El eje central de las críticas apunta a que el ciclo habría perdido gran parte de la espontaneidad y el atractivo que lo convirtió en un fenómeno televisivo en temporadas anteriores. La periodista sostiene que el juego dejó de estar dominado por las estrategias de los participantes para pasar a depender de intervenciones externas, ingresos y egresos constantes de jugadores, cambios de reglas y situaciones que, para una parte de la audiencia, terminan desdibujando la competencia original.
Otro de los cuestionamientos gira en torno a la falta de figuras capaces de generar el impacto que tuvieron participantes emblemáticos de otras ediciones. En ese sentido, la nota plantea que el reality no logró construir personajes con suficiente peso narrativo para sostener el interés del público durante varios meses, algo que se reflejaría en el nivel de conversación generado alrededor del programa.
Además, Lamazares remarca que la producción parece haber recurrido de manera permanente a recursos extraordinarios para mantener el interés de la audiencia, una situación que, según su análisis, terminó evidenciando las debilidades de la temporada en lugar de solucionarlas. Asimismo considera que la esencia del formato quedó relegada y que el foco pasó a estar puesto en mecanismos externos más que en la convivencia dentro de la casa.

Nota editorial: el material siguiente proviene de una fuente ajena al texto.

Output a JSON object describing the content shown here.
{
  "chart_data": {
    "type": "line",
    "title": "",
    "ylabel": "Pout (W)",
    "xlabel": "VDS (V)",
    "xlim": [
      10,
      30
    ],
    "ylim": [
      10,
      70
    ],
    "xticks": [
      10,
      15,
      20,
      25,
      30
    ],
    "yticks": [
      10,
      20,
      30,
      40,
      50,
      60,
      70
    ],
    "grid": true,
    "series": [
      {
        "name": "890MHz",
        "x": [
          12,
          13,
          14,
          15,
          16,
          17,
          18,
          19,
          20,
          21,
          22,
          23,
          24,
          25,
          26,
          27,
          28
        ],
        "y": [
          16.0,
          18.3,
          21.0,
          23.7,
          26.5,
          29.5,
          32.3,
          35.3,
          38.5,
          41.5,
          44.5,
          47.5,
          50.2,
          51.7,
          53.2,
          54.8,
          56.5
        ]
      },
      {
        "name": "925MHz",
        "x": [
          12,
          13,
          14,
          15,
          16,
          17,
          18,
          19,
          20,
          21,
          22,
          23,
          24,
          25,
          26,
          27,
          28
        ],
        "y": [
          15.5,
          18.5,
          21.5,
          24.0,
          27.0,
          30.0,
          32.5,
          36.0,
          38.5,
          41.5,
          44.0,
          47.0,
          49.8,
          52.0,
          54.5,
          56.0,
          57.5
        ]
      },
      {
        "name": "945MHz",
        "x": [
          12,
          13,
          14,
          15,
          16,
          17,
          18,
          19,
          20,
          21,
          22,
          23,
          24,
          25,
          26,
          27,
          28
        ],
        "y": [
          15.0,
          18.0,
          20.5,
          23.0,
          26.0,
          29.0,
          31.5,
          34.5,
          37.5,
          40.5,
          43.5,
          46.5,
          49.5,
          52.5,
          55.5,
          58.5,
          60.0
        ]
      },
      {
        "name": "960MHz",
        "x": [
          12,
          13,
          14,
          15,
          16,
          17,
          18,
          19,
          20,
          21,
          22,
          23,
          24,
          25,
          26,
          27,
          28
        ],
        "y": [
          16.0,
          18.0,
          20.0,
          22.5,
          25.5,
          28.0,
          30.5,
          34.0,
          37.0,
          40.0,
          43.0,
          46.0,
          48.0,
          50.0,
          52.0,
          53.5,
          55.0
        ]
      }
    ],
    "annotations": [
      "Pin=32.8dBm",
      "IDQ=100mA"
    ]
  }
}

La publicación tuvo un fuerte impacto porque apareció en un contexto de crecientes cuestionamientos al programa y abrió un debate sobre la transparencia del reality y la manera en que se toman determinadas decisiones de producción. De hecho, tras la difusión de la nota, volvieron a instalarse discusiones sobre el manejo de las votaciones y el rol de la producción en el desarrollo del juego, temas que posteriormente fueron retomados por figuras vinculadas históricamente a Gran Hermano.